The final error alleged by the Appellant concerns the trial court’s order granting expert witness fees to Ms. Harper’s treating chiropractor, Dr. Verne. Appellant claims that an award of expert witness fees to a treating physician for attending a deposition has no sound basis in Florida jurisprudence. Unfortunately for the Appellant there is no transcript of the trial court’s hearing held on June 9, 2005 at which time the motion for expert witness fees was heard. Clear Florida case law states: “It is incumbent upon the appellant to bring to this court such parts of the record as are necessary to support his contentions on appeal.” Conner v. Coggins, 349 So. 2d 780, 781 (Fla. 1st DCA 1977) citing Howell v. State, 337 So. 2d 823 (Fla. 1st DCA 1976); Chipola Nurseries, Inc. v. Div. of Admin. Dept. of Transportation, 294 So. 2d 357 (Fla. 1st DCA 1974). Without such transcripts from the June 9, 2005 hearing this Court cannot weigh the merits of the trial court’s decision. As such, the order granting Dr. Verne’s expert witness fees is affirmed.

In ruling on this appeal, this Court does not rule on the appropriateness of the Mitchell Medical Database and the possibility of its use at trial. While mentioned at the hearing on the motion for summary disposition, the database does not have any relation to Dr. Bennett’s affidavit as it was used only by the insurance adjusters. The decision to include or exclude the Mitchell database at trial is an issue that the trial court will take up on remand.

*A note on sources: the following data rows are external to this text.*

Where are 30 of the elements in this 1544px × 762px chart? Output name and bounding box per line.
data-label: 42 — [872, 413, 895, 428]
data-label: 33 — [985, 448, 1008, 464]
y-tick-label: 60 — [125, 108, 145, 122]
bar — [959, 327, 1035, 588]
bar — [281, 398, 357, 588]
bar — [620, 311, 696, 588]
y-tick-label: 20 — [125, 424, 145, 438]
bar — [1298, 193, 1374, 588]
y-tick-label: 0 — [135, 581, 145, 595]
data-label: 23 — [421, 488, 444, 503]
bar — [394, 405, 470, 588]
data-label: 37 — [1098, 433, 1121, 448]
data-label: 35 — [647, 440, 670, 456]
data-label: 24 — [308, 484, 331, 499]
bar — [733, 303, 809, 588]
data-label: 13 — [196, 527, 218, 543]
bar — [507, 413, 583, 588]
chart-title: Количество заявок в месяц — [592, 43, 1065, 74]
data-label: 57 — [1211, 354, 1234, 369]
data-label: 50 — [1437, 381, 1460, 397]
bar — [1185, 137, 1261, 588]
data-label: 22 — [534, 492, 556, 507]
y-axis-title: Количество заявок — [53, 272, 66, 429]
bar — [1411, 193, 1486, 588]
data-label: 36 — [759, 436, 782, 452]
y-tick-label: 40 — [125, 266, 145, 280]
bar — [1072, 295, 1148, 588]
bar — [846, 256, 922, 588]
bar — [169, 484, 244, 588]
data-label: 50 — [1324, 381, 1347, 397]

Finally, the Appellant filed its “Motion for Attorney’s Fees Pursuant to Proposal for Settlement,” on September 26, 2007. The Appellant is the prevailing party under this decision and as such is entitled to attorney’s fees. Its “Proposal for Settlement” was not ambiguous as to which claims would be settled as against Mr. Florestal. Despite the fact that no release was attached to the proposal, the Florida Supreme Court has held that a release need not be attached to the offer so long as the summary adequately informs the offeree of the terms of the offer. State Farm Mut. Auto. Ins. Co. v. Nichols932 So. 2d 1067 (Fla. 2006). This Court finds that Appellant’s proposal to be sufficiently specific and in compliance with Fla. R. Civ. P. 1.442(c)(2)(C).

Considering the foregoing, a material issue of fact remains as to whether Appellee’s charges were reasonable. This issue must be decided by a jury and as such the trial court’s issuance of a final order on summary disposition was improper and must be reversed. Additionally, Appellant is entitled to Attorney’s Fees for successfully prosecuting this appeal, and assessment of those fees will be made by the trial court.

Accordingly, it is hereby ORDERED AND ADJUDGED that the trial court’s “Final Judgment” is REVERSED and that the Appellant’s “Motion for Attorney’s Fees Pursuant to Proposal for Settlement” is GRANTED. This case is REMANDED to the trial court for proceedings consistent with this opinion.